Harvest Moon is all about slow progress and the repetition of tasks. Till your field, sow your crops, collect eggs, milk cows, and harvest crops, and eventually you'll have enough money to expand your chicken coop, or get a cow pregnant (via the wonderfully euphemistic 'Miracle Potion - no need to get C-list celebs to pull off your animals) or otherwise improve your lot. There's also tools to be upgraded, meals to be cooked, and ladies to be wooed, not to mention the frequent festivals that take place in the town square. Mineral Town is a friendly little place, unlikely to be home to Countryside Alliance militants.
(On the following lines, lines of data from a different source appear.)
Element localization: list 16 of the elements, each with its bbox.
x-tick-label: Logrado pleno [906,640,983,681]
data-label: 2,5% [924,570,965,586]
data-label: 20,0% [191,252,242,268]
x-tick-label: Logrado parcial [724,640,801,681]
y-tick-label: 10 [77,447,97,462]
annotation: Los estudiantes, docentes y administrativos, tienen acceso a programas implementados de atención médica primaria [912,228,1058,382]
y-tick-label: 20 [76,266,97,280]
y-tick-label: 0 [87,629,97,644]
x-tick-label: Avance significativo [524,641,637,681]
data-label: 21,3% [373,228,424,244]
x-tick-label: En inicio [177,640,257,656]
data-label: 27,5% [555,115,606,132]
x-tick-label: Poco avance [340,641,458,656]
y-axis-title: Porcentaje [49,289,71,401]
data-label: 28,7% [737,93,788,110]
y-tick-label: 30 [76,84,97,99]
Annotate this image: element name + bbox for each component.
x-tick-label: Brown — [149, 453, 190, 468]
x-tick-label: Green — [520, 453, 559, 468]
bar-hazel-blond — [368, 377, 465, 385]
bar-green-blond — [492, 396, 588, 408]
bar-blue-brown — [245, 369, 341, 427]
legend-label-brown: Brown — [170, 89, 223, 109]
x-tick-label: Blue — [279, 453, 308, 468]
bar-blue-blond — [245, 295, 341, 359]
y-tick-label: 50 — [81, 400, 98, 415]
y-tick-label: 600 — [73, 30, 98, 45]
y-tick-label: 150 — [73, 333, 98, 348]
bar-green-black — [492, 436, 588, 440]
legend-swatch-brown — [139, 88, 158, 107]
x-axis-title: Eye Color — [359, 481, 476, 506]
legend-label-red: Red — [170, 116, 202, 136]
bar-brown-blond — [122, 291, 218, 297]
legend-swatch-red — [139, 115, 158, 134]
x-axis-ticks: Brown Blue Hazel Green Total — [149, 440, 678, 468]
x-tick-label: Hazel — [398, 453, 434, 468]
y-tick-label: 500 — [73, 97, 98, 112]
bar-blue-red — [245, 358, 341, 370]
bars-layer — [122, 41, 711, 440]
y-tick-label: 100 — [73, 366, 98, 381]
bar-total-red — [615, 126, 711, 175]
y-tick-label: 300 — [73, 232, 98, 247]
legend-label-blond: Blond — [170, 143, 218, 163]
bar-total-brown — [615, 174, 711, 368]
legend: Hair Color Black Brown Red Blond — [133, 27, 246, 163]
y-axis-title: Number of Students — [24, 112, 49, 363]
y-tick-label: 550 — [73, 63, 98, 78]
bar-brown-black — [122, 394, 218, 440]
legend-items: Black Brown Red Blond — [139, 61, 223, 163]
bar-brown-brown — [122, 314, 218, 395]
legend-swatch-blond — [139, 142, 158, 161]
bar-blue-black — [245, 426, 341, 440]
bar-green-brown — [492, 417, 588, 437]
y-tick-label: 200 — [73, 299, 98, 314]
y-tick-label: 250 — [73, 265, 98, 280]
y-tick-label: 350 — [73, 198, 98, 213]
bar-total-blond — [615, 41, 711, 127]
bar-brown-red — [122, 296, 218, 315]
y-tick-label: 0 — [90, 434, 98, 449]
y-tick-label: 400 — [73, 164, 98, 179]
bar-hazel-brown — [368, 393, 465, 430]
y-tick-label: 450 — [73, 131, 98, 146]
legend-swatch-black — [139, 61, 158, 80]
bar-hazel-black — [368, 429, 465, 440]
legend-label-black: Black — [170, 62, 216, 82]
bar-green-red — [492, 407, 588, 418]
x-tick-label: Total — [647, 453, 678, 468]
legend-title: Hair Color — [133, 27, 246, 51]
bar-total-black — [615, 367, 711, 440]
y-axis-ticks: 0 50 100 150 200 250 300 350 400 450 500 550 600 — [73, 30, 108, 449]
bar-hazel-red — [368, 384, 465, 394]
Harvest Moon involves some of the parts of real life we most often loathe - repeating the same tasks over and over again, especially when it comes to maintaining the farm. However, there's a strangely addictive quality to this, with the calming nature of watering and harvesting vegetables, to the rewards of building up your kitchen bit by bit. It's like a little pocket life without the stress - no utility bills to pay, no arguments with the missus, no unfortunate infections to see the doctor about. It's like sanitized reality, in the best possible way. with added amusing mistranslations and some bizarre little moments. Harvest Moon is one of those games that divide people into the bewildered and the converted. Me? I'm addicted.